5.1 Tables C1 to C5 provide figures for individual Council areas, and Figure 3 shows their death rate per 1,000 problem drug users. Again, because of the relatively small numbers involved, particularly for some areas, great care should be taken when using these figures. Even the numbers for the most populous areas may be subject to large percentage year-to-year fluctuations (e.g. Glasgow's figures from 2004 to 2008 were as follows: 106, 75, 113, 90, 121; Edinburgh's from 2003 to 2009 were: 26, 17, 41, 30, 43, 66, 45).
Again, the points mentioned in sections 2 and 3.3 may have a proportionately greater effect on the numbers for some of the areas with smaller populations. Again, the figures given in Table C3 aare on the standard basis (drugs implicated in, or which potentially contributed to, the cause of death), and so are not comparable to figures (in the editions for 2008 and earlier years) on the basis of 'all drugs which were [reported as having been] found to be present in the body'. As mentioned earlier, the web site has versions of Table C3 which give (i) figures for 2008 on the standard basis and (ii) figures for 2009 onwards on the ‘all drugs which were found to be present in the body’ basis.
5.2 As the numbers of drug-related deaths for areas with smaller populations will be lower, and may be subject to proportionately larger year-to-year fluctuations, it is unlikely that much useful information could be obtained from looking at the figures for small areas for a single year, or for a few years taken together. There could also be concerns about the sensitivity of data relating to small areas, as it might be possible, in some circumstances, to infer something about identifiable individuals from such data. Therefore, one should only look at such figures for several years taken together. Even then, the smaller the areas are, the more (in percentage terms) their figures may be influenced by how National Records of Scotland (NRS) allocates deaths to areas, based upon the details that are collected by the registration process. Information about the basis of NRS's statistics about deaths, and examples of the fluctuations in and possible unreliability of figures for small areas, are available from the Vital Events – General Background Information and the Deaths – Background Information pages within the vital events section of the NRS website.
5.3 An example of the scale of the numbers for small areas is given by an analysis for the National Forum on Drug-related Deaths, which used data for postal districts for the eight years from 2000 to 2007 (inclusive).
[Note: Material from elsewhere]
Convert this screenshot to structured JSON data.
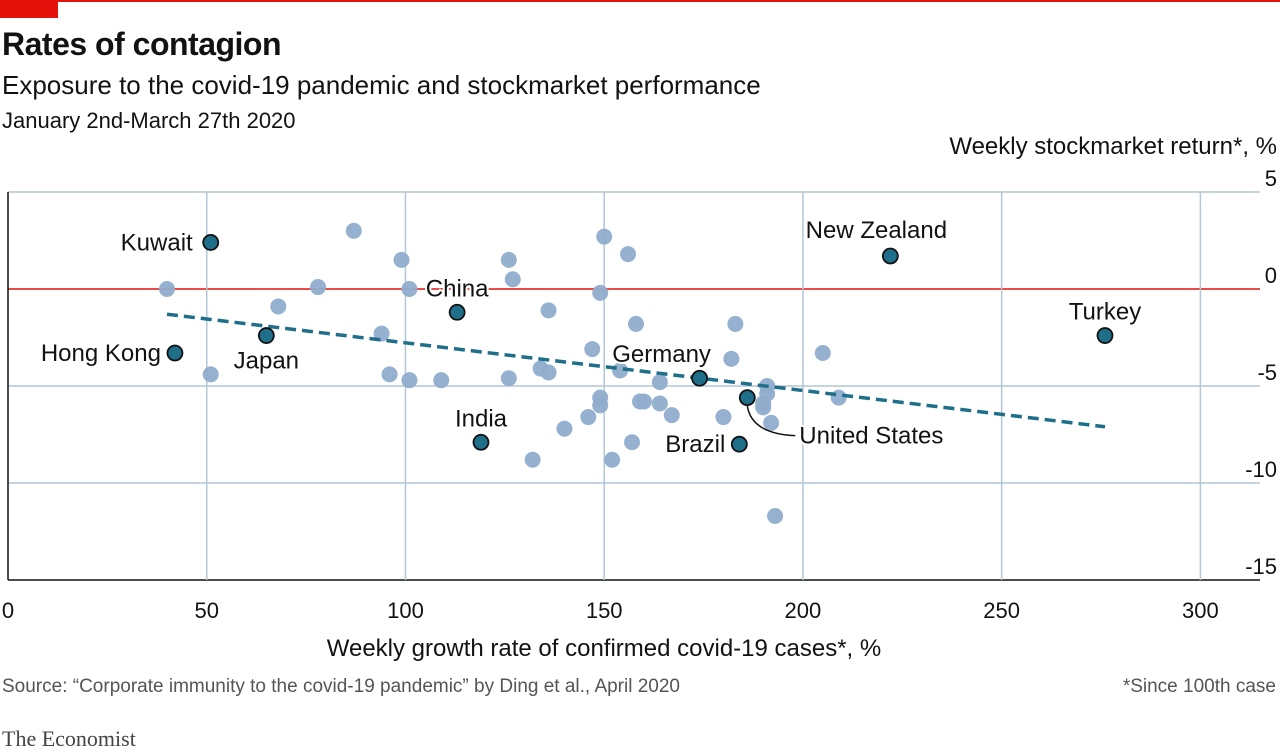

This was done in response to a request, at a Forum meeting in September 2008, to 'identify any geographical concentrations of drug-related deaths'. Postal districts are not normally used for statistical analysis, but in this case they provided a convenient way to describe the extent to which the numbers of drug-related deaths were concentrated in certain parts of Scotland, by using a geography that would be more meaningful to Forum members than, say, the Datazones or Intermediate Zones that are used in Scottish Neighbourhood Statistics. The database had records for 2,893 drug-related deaths (on the basis of the standard definition) in Scotland in the specified eight years (paragraph A4 of Annex A explains why there is a slight difference from the total of the published figures for those years). Of the postal districts, 'G21’ had the largest number (67 - an average of 8.4 per year). Four other postal districts had totals of 50 or more drug-related deaths for that period: 'G33' (54); 'G20' (53); 'G32' (51); and 'AB24' (50). Figures were not provided for every individual postal district, because of the numbers involved. There were 25 postal districts which each had 29 or more drug-related deaths over the eight years: each of them accounted for more than one per cent of the total for Scotland for that period. Taken together, these 25 postal districts accounted for about a third of all drug-related deaths in Scotland between 2000 and 2007. The remaining two-thirds of drug-related deaths in that period were deaths of residents of postal districts which had, at most, 28 such deaths over the eight years - i.e. areas which had, on average, at most three and a half drug-related deaths per year (many averaged fewer than one drug-related death per year). It follows that, while some postal districts have markedly more drug-related deaths than others, the problem is clearly a very widespread one, with most deaths being of people living in areas which had relatively few drug-related deaths.